外れたチェーンを直すのが面倒で、1か月以上マンションの駐輪場に放置されている自転車。会社からの帰宅途中でチェーンが外れてしまって、歩いて押して帰ってきたあの日以来、駐輪場の奥へ奥へと沈み込んでいってしまっている自転車。些細なことで喧嘩して別れて、そのまま修復の機会を逃し続けているおれたち。

しかし、今日は好機だ。花見に行きたい気持ちがあるし、平和公園の近くにはガストしかないから覚王山あたりで昼飯を食べようとするならね、好都合だし。それにいまのこの気持ちの余裕 ー 早起きして家事を済ませてしまった2連休初日の、好天に恵まれたうららかな初春の正午にだけ顔を出す、負債のない、多くの義務から解放された、圧倒的な気持ちの余裕 ― を逃す手はない。これだけ自分に有利な条件が揃っているんだ。今日が復活の日だ。駐輪場の陰と対峙する時だ。


駐輪場の奥のほう、使われなくなって落ちぶれた自転車のたまり場。の一部になりかけているおれの自転車。もう一目で怒っているとわかる。「今更なんの用ですか。」立ち昇る禍々しい怒り…。恐る恐る近づいていって声をかける。返事は無い。こちらを見てさえくれない。最高強度の拗ねっぷりをここぞとばかりに発揮している。ひるむひるむ。でもこのまま帰るわけにはいかない。今日はちゃんと向き合うと決めてきたのだ。自分自身に勢いをつけて迫り、さっとしゃがみこんで躊躇なく患部を診る。おれは聞いてきたとおりに、要所である後輪部分に目をやった。チェーンの修理の命運は後輪部分にかかっている。そう、こんな日に備えて、もつれを解決に導くヒントを事前に入手していたのだ。それは自転車に詳しい上司が与えてくれていた。チェーンの修理において鍵を握るのは「後輪のフック」だ。「後輪」に「フック」があれば比較的簡単に修理できるらしい。おれは合格発表当日の受験生のように祈った。イケてる形をした後輪のフックが目にとびこんできた。

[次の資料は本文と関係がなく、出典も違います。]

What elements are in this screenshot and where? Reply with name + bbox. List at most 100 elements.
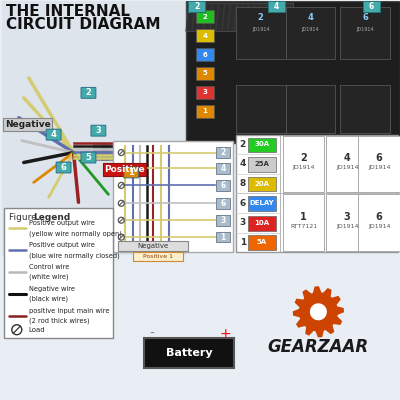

駐輪場の陰から自転車を取り出してきて、広くて暖かいところに優しく倒す。簡単に修復できそうだとわかった安堵感から、許しを請う言葉が口をついてぽろぽろとこぼれだす。「連絡も入れないでずっと放置していて、ごめん。」フックをぐいっと足で押し込んでチェーンをたゆませる。「どこに行くにも一緒だったお前なのに。」ギアの隙間にがっちり食い込んだ部分に指を入れ、ペダルを反対に回しながらその絡まりをほどいた。「お前がおれを必要としている時におれは逃げだした。」長い間放置されていたチェーンの緊張はようやく完全にとかれた。「お前がおれを必要としているときにおれはお前に向き合ってやれなかった。」あとは紐をかけるみたいに、指一本の力だけでペダルのギアの部分にチェーンをかけ直すことができた。駐輪場の陽だまりに暖かい春の風が吹いた。あとはしっかり嚙合わせることだ。「おれを許してくれるのか?」後輪が回転できるよう地面から浮かせ、ペダルを掴んでゆっくりと時計回りに回す。チェーンは少しずつ、ふたたびペダルのギアにしっかりと嚙み合った。連動して後輪のタイヤもぐるぐると回った。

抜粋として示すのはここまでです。